67. Chronic exposure estimates to HT-2 only (Annex A; Table 15):
- The lowest chronic exposure estimates for HT-2 from RTE foods was from puffs/curls type extruded snack, in adults, with mean and 97.5th percentile exposures of 0.00064-0.00064 µg/kg bw/day (mean-max concentration), and 0.002-0.002 µg/kg bw/day (mean-max concentration), respectively.
- The highest chronic exposure estimates for HT-2 from RTE foods was from infants’ cereals, in infants, with mean and 97.5th percentile exposures of 0.70-0.71 µg/kg bw/day (mean-max concentration), and 2.9-2.9 µg/kg bw/day (mean-max concentration), respectively.

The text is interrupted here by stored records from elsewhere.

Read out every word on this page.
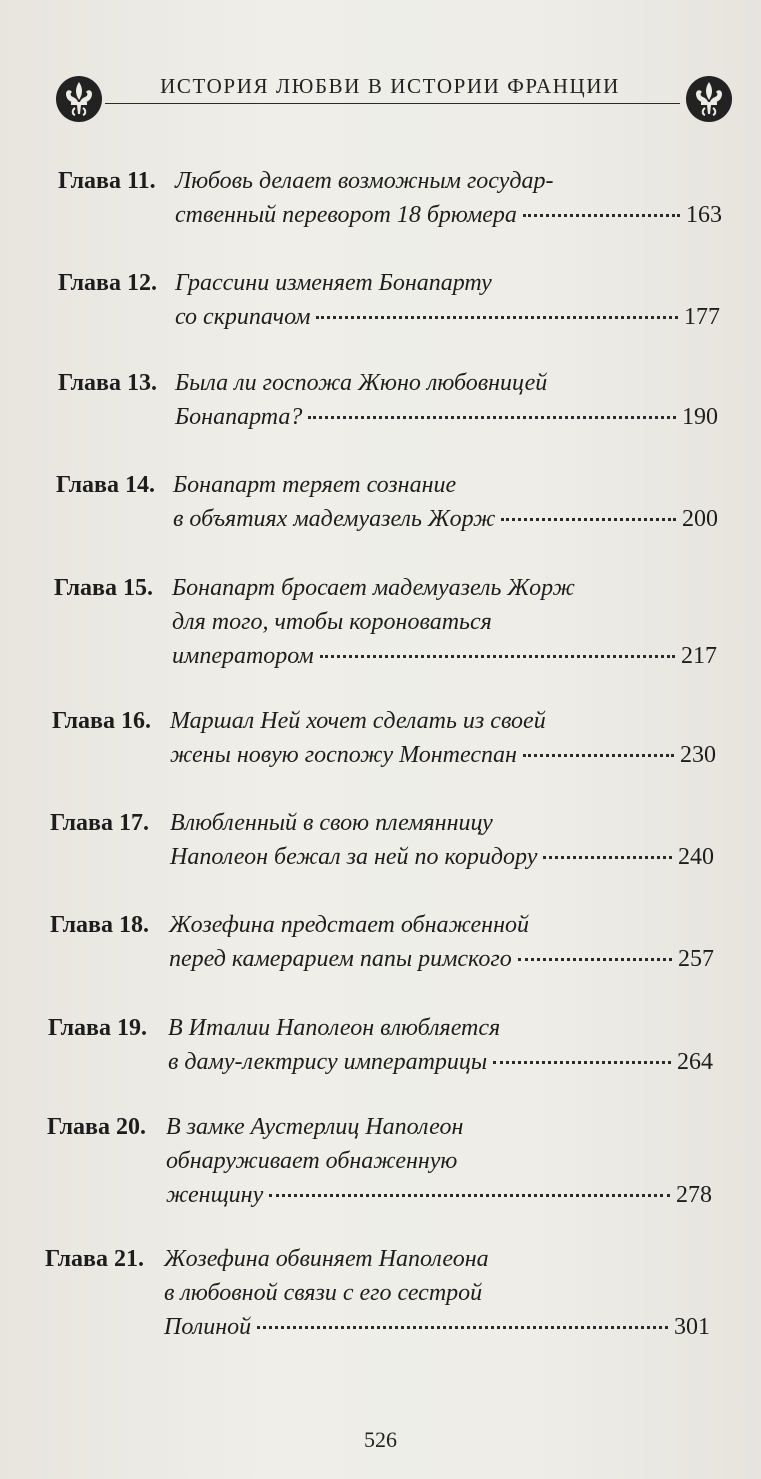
ИСТОРИЯ ЛЮБВИ В ИСТОРИИ ФРАНЦИИ
Глава 11. Любовь делает возможным государ-
ственный переворот 18 брюмера	163
Глава 12. Грассини изменяет Бонапарту
со скрипачом	177
Глава 13. Была ли госпожа Жюно любовницей
Бонапарта?	190
Глава 14. Бонапарт теряет сознание
в объятиях мадемуазель Жорж	200
Глава 15. Бонапарт бросает мадемуазель Жорж
для того, чтобы короноваться
императором	217
Глава 16. Маршал Ней хочет сделать из своей
жены новую госпожу Монтеспан	230
Глава 17. Влюбленный в свою племянницу
Наполеон бежал за ней по коридору	240
Глава 18. Жозефина предстает обнаженной
перед камерарием папы римского	257
Глава 19. В Италии Наполеон влюбляется
в даму-лектрису императрицы	264
Глава 20. В замке Аустерлиц Наполеон
обнаруживает обнаженную
женщину	278
Глава 21. Жозефина обвиняет Наполеона
в любовной связи с его сестрой
Полиной	301
526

68. Acute exposure estimates to HT-2 only (Annex A; Table 16):
- The lowest acute exposure estimates to HT-2 from RTE foods was from puffs/curls type extruded snack, in adults, with mean and 97.5th percentile exposures of 0.0018-0.0018 µg/kg bw (mean-max concentration), and 0.0050-0.0050 µg/kg bw (mean-max concentration), respectively.
- The highest acute exposure estimates to HT-2 from RTE foods was from infants’ cereals, in infants, with mean and 97.5th percentile exposures of 1.4-1.4 µg/kg bw (mean-max concentration), and 5.2-5.2 µg/kg bw (mean-max concentration), respectively.